Eating out, for me, is to put food center stage. It is more about food as entertainment than deepening relationships.
deb meyers
Having dinner guests to share a meal and their stories have been a delight for my husband and I. The coziness of the dining room or breakfast table has made for meaningful discussions that would never have happened around a public table. Therefore, we prefer to dine in with friends.
Also, I’ve found that hosting informal and formal teas have been another avenue of getting to know others through simple hospitality.
Thank you for your posts. I’m the fly on the wall that enjoys your posts and usually doesn’t speak up.
Write on!
Really great thoughts! I like eating out every once in a while, but when it comes to having people in our home and sharing life with them there’s nothing better than that. I love making things special for guests; a great meal, and conversation.

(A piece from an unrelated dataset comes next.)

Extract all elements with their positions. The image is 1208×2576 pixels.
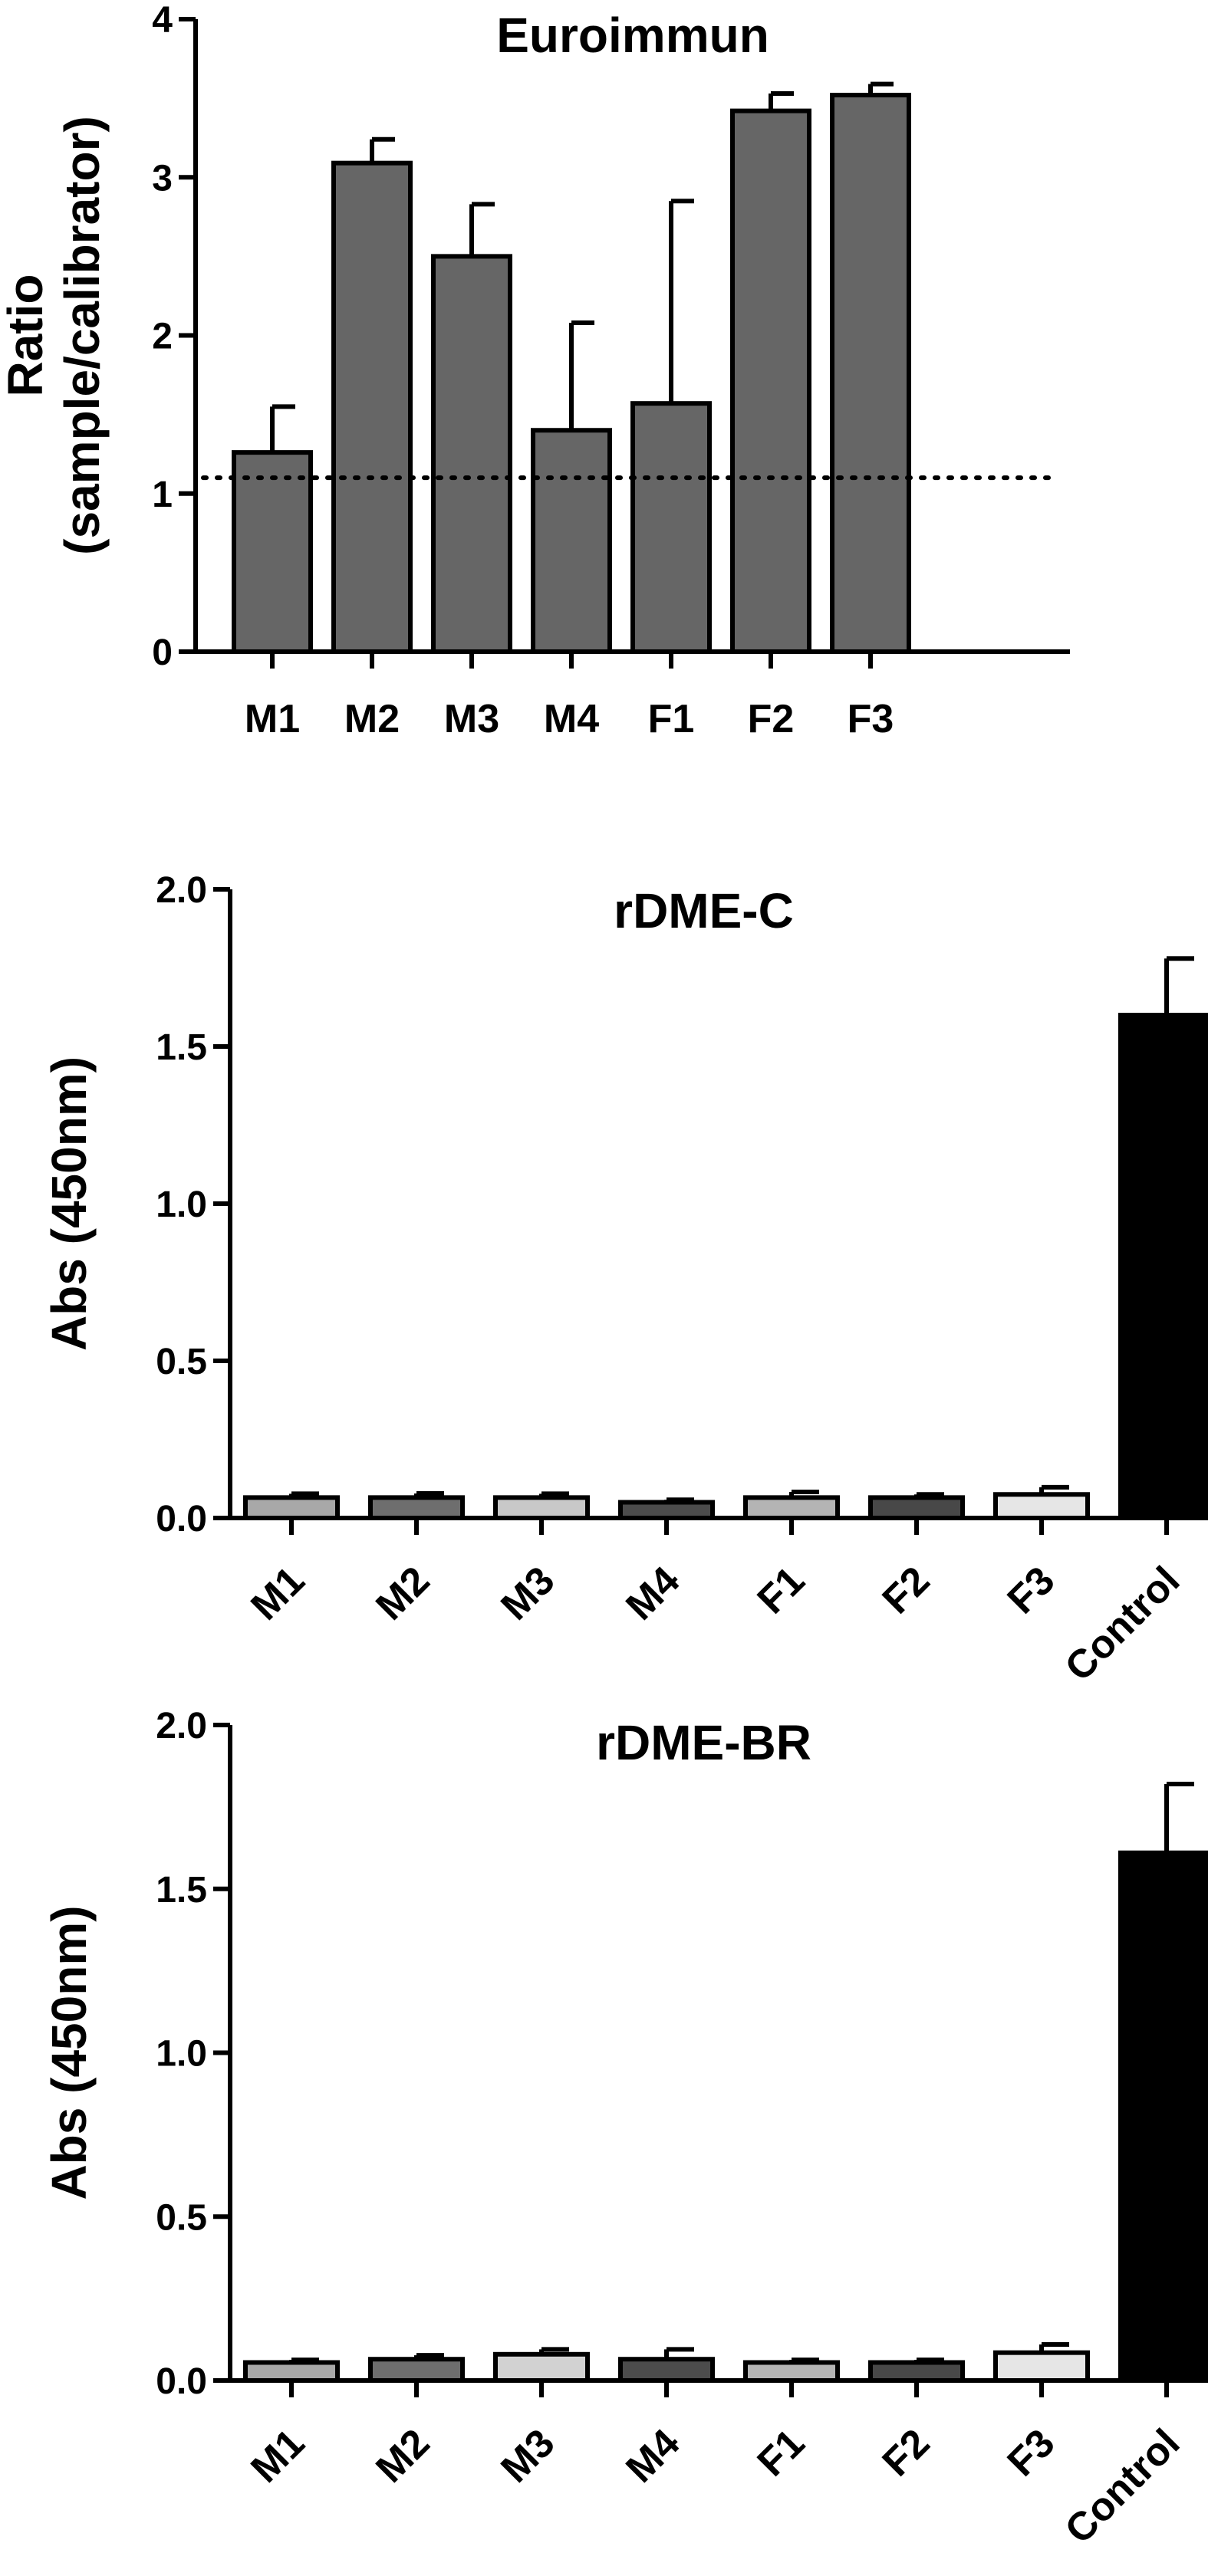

My father and I prefer to eat at home, most of the time…but once in awhile we like to eat out. If we had it in our budget, we’d probably eat out once a week. However, for us, eating out is going to Whole Foods and picking up some of their tasty good breakfast sandwiches, getting something to drink…and taking it home and eating it :) :) Love and hugs from the ocean shores of California, Heather :)
My first choice is to always invite people in to our home……it’s a glimpse into who we are and people tend to be more relaxed in a home rather than a restaurant. Plus it gives me an excuse to bake something decadent!
For that reason, I love going to other peoples’ houses. I feel like its an honor to sit in their family room and kitchen, places where much of their private lives take place.
I love having people in our home too, even if it’s just meeting up for a take away with the kids asleep upstairs. It’s so much more relaxed and we don’t have to get a babysitter.
Love those napkins- very cheerful!
My husband and I love to host people at our home. It’s easier for us now that we have a 3-year-old at home so we don’t have to get a babysitter, but even before that we generally preferred to host. You can control the quality of the food and drinks, set the mood, and never have to worry about getting kicked out for staying too late. :)
Sure you have to clean up the next morning, but I find that if you load up the dishwasher & turn it on before going to bed, the cleanup task isn’t quite so rough the next morning.